実際には、rhodamine標識精製4.1タンパク(またはその30kDaドメイン)と人工脂質膜(PSリポソーム)または生体膜(赤血球反転小胞膜、肥満細胞顆粒膜)の結合におけるCa^<2+>-calmodulinの4.1タンパクへの結合、4.1タンパクのリン酸化、リポソームのphospholipase(PLA2など)処理の効果について解析した。

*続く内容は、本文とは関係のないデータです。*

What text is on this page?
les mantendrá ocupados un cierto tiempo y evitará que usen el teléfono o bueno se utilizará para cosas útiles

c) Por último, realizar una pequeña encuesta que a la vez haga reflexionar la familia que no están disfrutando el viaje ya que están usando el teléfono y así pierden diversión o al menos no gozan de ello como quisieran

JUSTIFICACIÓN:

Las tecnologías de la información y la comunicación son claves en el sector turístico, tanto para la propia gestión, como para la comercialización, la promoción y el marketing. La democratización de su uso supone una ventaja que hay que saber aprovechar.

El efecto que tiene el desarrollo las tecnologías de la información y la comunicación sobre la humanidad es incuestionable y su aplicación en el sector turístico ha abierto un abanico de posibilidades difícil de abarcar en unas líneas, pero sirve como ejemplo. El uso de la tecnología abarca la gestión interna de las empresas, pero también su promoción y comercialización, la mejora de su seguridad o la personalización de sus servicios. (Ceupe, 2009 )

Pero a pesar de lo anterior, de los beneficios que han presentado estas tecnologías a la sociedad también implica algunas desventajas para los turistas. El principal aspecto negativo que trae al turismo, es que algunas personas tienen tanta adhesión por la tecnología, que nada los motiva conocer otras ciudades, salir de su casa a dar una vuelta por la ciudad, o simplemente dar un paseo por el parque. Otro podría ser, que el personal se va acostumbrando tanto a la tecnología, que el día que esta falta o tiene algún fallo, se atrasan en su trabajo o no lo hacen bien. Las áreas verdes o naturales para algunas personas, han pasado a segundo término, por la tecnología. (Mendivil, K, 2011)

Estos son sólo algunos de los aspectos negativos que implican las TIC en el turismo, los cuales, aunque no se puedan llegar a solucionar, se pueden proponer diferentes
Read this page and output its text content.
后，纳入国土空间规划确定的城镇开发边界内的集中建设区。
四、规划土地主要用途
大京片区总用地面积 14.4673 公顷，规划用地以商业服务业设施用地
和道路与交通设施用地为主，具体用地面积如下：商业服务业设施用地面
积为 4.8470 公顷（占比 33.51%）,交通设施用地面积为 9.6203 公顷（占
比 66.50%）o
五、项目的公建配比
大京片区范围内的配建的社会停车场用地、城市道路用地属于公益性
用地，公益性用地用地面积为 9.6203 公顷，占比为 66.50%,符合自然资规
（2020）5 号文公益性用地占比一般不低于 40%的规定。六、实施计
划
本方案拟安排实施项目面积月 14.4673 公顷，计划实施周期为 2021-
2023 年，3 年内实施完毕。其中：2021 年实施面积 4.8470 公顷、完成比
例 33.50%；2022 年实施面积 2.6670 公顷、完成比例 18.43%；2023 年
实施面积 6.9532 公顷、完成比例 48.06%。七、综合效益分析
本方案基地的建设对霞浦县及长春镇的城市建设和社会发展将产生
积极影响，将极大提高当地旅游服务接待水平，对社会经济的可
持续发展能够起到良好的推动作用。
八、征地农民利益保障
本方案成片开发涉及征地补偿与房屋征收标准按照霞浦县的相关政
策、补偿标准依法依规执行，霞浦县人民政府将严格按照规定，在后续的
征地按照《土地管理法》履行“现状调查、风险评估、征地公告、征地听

1)Ca^<2+>-calmodulinの効果:4.1タンパクの「ゆらぎ」の拡散係数は分子量の大きな粒子(人工脂質膜、生体膜)に結合することで増大した。Ca^<2+>-calmodulinの添加により生体膜との結合は低下したが(拡散係数の低下)、人工脂質膜との結合は変わらなかった。また、予めCa^<2+>-calmodulinを結合させた4.1タンパクは生体膜に結合せず、人工脂質膜には結合した。これらの結果は、4.1タンパクと生体膜貫通タンパクとの結合がCa^<2+>-calmodulinにより抑制される従来の生化学的実験結果と合致した。
2)phospholipase処理の効果:PSリポソームをPLA2処理することにより、一旦結合した4.1タンパクは遊離した。(拡散係数の低下)。遊離した4.1タンパクは脂肪酸を結合しており、pI、CDスペクトルの大きな変化から、構造変化が示された。
3)リン酸化の効果:PKCによりリン酸化した4.1タンパクは、生体膜に結合せず、人工脂質膜には結合した(拡散係数の増大)。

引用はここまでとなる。